Motherhood and fatigue tend to go hand in hand. Is there a mom out there who doesn’t feel tired most of the time?
Well, I’m here to help.
First, a chronic feeling of fatigue can be due to an underlying medical issue, like anemia and thyroid imbalance. If you feel constantly tired, you should talk to your doctor and get assessed for the common culprits.
However, fatigue often comes down to lifestyle factors. This is good news—it means it’s under your control! You can do something about it. Only trouble is, most people don’t know where to start.

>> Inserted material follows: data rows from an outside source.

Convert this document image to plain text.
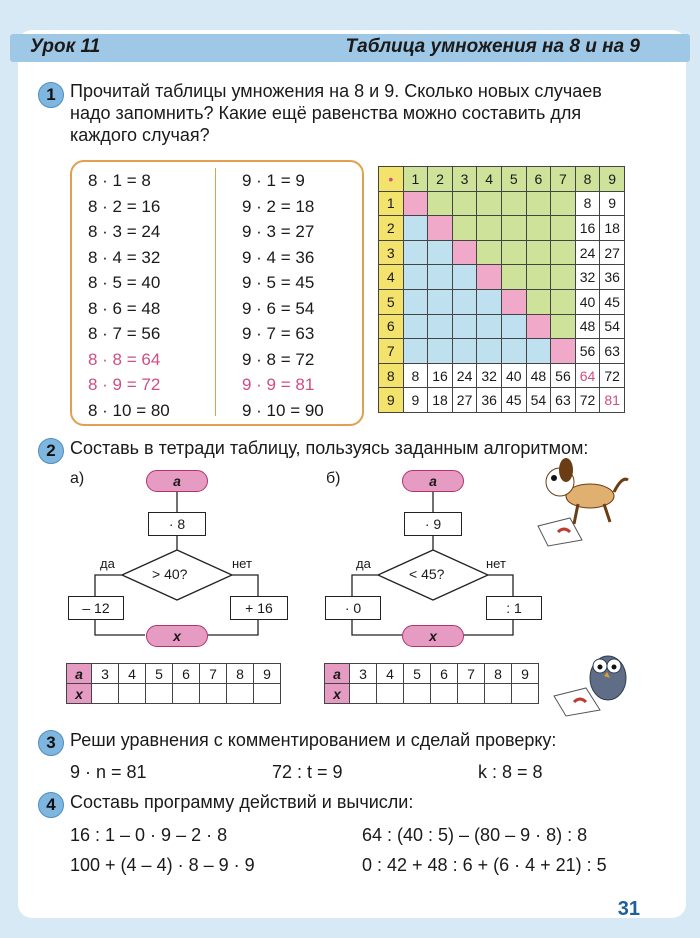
Урок 11	Таблица умножения на 8 и на 9
1 Прочитай таблицы умножения на 8 и 9. Сколько новых случаев
надо запомнить? Какие ещё равенства можно составить для
каждого случая?
8 · 1 = 8
8 · 2 = 16
8 · 3 = 24
8 · 4 = 32
8 · 5 = 40
8 · 6 = 48
8 · 7 = 56
8 · 8 = 64
8 · 9 = 72
8 · 10 = 80
9 · 1 = 9
9 · 2 = 18
9 · 3 = 27
9 · 4 = 36
9 · 5 = 45
9 · 6 = 54
9 · 7 = 63
9 · 8 = 72
9 · 9 = 81
9 · 10 = 90
•	1	2	3	4	5	6	7	8	9
1								8	9
2								16	18
3								24	27
4								32	36
5								40	45
6								48	54
7								56	63
8	8	16	24	32	40	48	56	64	72
9	9	18	27	36	45	54	63	72	81
2 Составь в тетради таблицу, пользуясь заданным алгоритмом:
а)	a
· 8
> 40?
да	нет
– 12	+ 16
x
б)	a
· 9
< 45?
да	нет
· 0	: 1
x
a	3	4	5	6	7	8	9
x							
a	3	4	5	6	7	8	9
x							
3 Реши уравнения с комментированием и сделай проверку:
9 · n = 81	72 : t = 9	k : 8 = 8
4 Составь программу действий и вычисли:
16 : 1 – 0 · 9 – 2 · 8	64 : (40 : 5) – (80 – 9 · 8) : 8
100 + (4 – 4) · 8 – 9 · 9	0 : 42 + 48 : 6 + (6 · 4 + 21) : 5
31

1. Drink more water. Dehydration—even to a mild degree—saps your energy.
2. Get a little sunlight. Light exposure early in the day helps set your internal body clock, and provides vitamin D—something most of us are deficient in.
3. Increase physical activity and exercise. Regular exercise boosts energy, stimulates circulation, and improves sleep.
4. Eat breakfast. Food first thing in the morning gives your body energy for the day.
5. Take a shower or bath. It might be quick fix only, but studies have shown most people feel more energetic after a hot bath or shower.
6. Eat a healthy diet. Cut back on high fat, high sugar, and high salt foods, and instead increase your veggies, fruit, whole grains, and lean meats.
7. Eat iron rich foods. Iron deficiency is common in women, and causes chronic tiredness.
8. Get enough sleep. Skimping on sleep? Adults typically need 7-9 hours a night.
9. Get organized. Clutter increases stress and fatigue. The more organized your stuff is, the more energy you’ll have to devote elsewhere.
10. Improve your sleep quality with sleep hygiene. It’s not just about getting enough sleep; you need quality sleep, too. Here’s how.
11. Don’t crash diet. A drastic drop in calorie intake can drain your energy.
12. Watch your caffeine intake. Caffeine can give a temporary jolt of energy, but many people experience a major crash after it wears off. Plus it can mess with your sleep at night.
13. Stick to a sleep schedule. If your wakeup time is all over the map, it’s like crossing multiple time zones every week...and we all know how jet lag feels, right?
14. If you smoke, quit. The toxins and chemicals in cigarettes impair your health and drain your energy.
15. Don’t skip meals. Regularly spaced, small meals and snacks ensure a steady blood glucose level.
16. Reduce your sedentary hours. A sedentary lifestyle is a known cause of fatigue—scale back on TV watching and couch surfing.
17. Reduce alcohol. Excessive alcohol intake can contribute to fatigue, plus it can interfere with your normal sleep cycles.
18. Learn to manage stress. Stress is a major cause of fatigue. Learn about ways to cope with stress and manage anxiety here.
19. Don’t overeat. Large meals can lead to an energy crash as your body attempts to digest all that food.
20. Fight the mid-afternoon energy slump with this: a combination protein and carb lunch, plus a short workout at lunchtime.
21. Practice yoga. Yoga is amazing medicine for stress and for overall health, with its emphasis on meditation, breathing, strength, and flexibility.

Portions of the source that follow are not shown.